Just two years ago, Feras Fayyad and Steen Johannessen won the Sundance Grand Jury Prize for Last Men In Aleppo. The gut-wrenching portrait of the White Helmets, a volunteer rescue group risking their lives to help the wounded at the epicenter of the Syrian Civil War, subsequently earned them an Oscar nomination for Best Documentary Feature. In the midst of all this attention, Fayyad continued to film in Syria.
The footage he shot, between 2016 and 2018, would become The Cave, a spiritual sequel and companion piece to Aleppo. This film is about an incredible team of women doctors who endlessly treat the wounded in an underground hospital in the city of Ghouta, the last rebel-held enclave bordering the Syrian capital, Damascus. It had its world premiere as the opening night film at the 2019 Toronto International Film Festival and understandably took home the People’s Choice Award for Documentaries.
After setting the scene with stunning landscapes of the wreckage of what used to be a bustling city, Fayyad thrusts us into the vast underground network of surgeons and makeshift nurses. As bombs continue to drop, the small but mighty medical team attempts to treat the wounded and aid the sick. The grave sense of danger and urgency that propelled Aleppo similarly drives this narrative.
Bleeding bodies are carried in by hand as the hospital walls seem at risk of collapsing at any moment. At the center of it all is Dr. Amani, a 30-year-old woman who was in the midst of her medical studies to become a pediatrician when the war broke out. As others chose to flee, she and her colleagues decided to take it upon themselves to continue serving medical aid to those in desperate need.

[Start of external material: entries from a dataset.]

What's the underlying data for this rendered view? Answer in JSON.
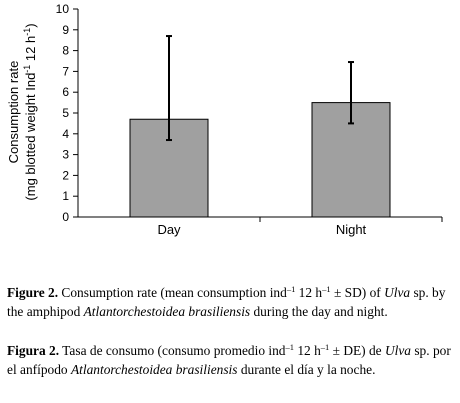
{
  "chart_data": {
    "type": "bar",
    "categories": [
      "Day",
      "Night"
    ],
    "values": [
      4.7,
      5.5
    ],
    "error_high": [
      8.7,
      7.45
    ],
    "error_low": [
      3.7,
      4.5
    ],
    "ylim": [
      0,
      10
    ],
    "yticks": [
      "0",
      "1",
      "2",
      "3",
      "4",
      "5",
      "6",
      "7",
      "8",
      "9",
      "10"
    ],
    "ylabel_line1": "Consumption rate",
    "ylabel_line2_prefix": "(mg blotted weight Ind",
    "ylabel_sup1": "-1",
    "ylabel_mid": " 12 h",
    "ylabel_sup2": "-1",
    "ylabel_end": ")",
    "bar_color": "#a0a0a0",
    "grid": false
  },
  "caption_en": {
    "label": "Figure 2.",
    "t1": " Consumption rate (mean consumption ind",
    "s1": "–1",
    "t2": " 12 h",
    "s2": "–1",
    "t3": " ± SD) of ",
    "i1": "Ulva",
    "t4": " sp. by the amphipod ",
    "i2": "Atlantorchestoidea brasiliensis",
    "t5": " during the day and night."
  },
  "caption_es": {
    "label": "Figura 2.",
    "t1": " Tasa de consumo (consumo promedio ind",
    "s1": "–1",
    "t2": " 12 h",
    "s2": "–1",
    "t3": " ± DE) de ",
    "i1": "Ulva",
    "t4": " sp. por el anfípodo ",
    "i2": "Atlantorchestoidea brasiliensis",
    "t5": " durante el día y la noche."
  }
}
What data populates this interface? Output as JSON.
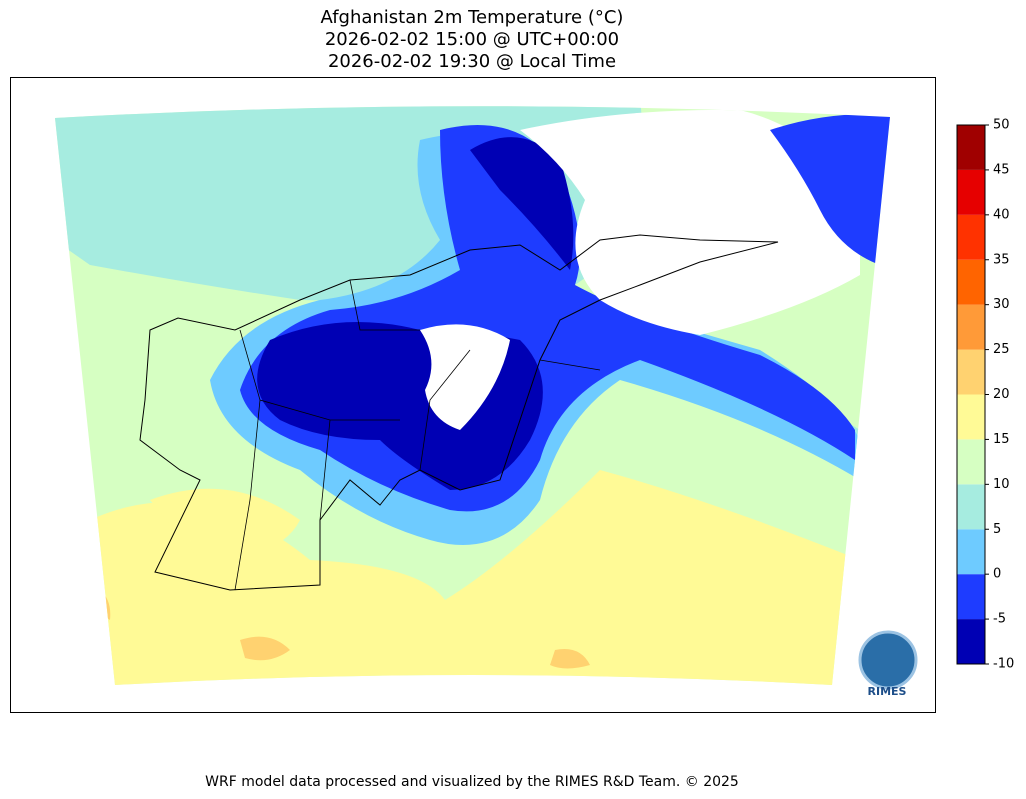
{
  "map_data": {
    "title": [
      "Afghanistan 2m Temperature (°C)",
      "2026-02-02 15:00 @ UTC+00:00",
      "2026-02-02 19:30 @ Local Time"
    ],
    "colorbar": {
      "ticks": [
        -10,
        -5,
        0,
        5,
        10,
        15,
        20,
        25,
        30,
        35,
        40,
        45,
        50
      ],
      "colors": [
        "#0000b4",
        "#1e3cff",
        "#6ecbff",
        "#a6ece0",
        "#d6ffc2",
        "#fffa96",
        "#ffd270",
        "#ff9a38",
        "#ff6400",
        "#ff3200",
        "#e60000",
        "#a00000"
      ]
    },
    "logo_label": "RIMES",
    "footer": "WRF model data processed and visualized by the RIMES R&D Team. © 2025"
  }
}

In the deeply sexist society of Syria, Amani’s position as the head of a hospital is often an immensely challenging one. She was elected (twice!) by her colleagues — many of whom are men and older than her — to lead the team due to her strength of will, deep devotion to her patients and team, vast medical knowledge, superior social skills, and intrepid spirit under extreme duress. Yet she still comes under fire from the occasional male patient who believes he isn’t getting the treatment he deserves, solely because she is a woman. Considering the situation, the accusation is absolutely ludicrous, and Amani and her colleagues handle it as such, with grace and a touch of anger.
The Cave is proudly a portrait of the power of feminist camaraderie. Amani’s team is mostly made up of women — nurses, cooks, caretakers, and others assigned odd jobs just to get them out of harm’s way — and all of them share in the perils and stresses of living in a war zone. But even so, brief moments of warm humanism are shared underground. The ongoing struggle of cooking for a staff of 100-plus with an unreliable food supply is made a recurring source of humor, while Amani’s birthday is lovingly celebrated by her close colleagues.
Even while depicting life and work in a situation overwhelmingly saturated by unimaginable horrors, this astounding film is above all a work of altruistic resilience. Shot with aesthetic rigor by a trio of cinematographers (Mohammad Kheir, Ammar Suleiman, and Mohammad Eyad) The Cave alternates between the rush of bodily emergency and the reflective aftermath where the shock of the situation rolls back and emotions are left to spill over.
No man or woman is impervious to a constant state of high alert, yet Amani and her team wipe away the tears and continue on knowing no one else will be there to fill their shoes if they quit. These are remarkable humans, and deservingly, Fayyad has fashioned a remarkable portrait in their honor.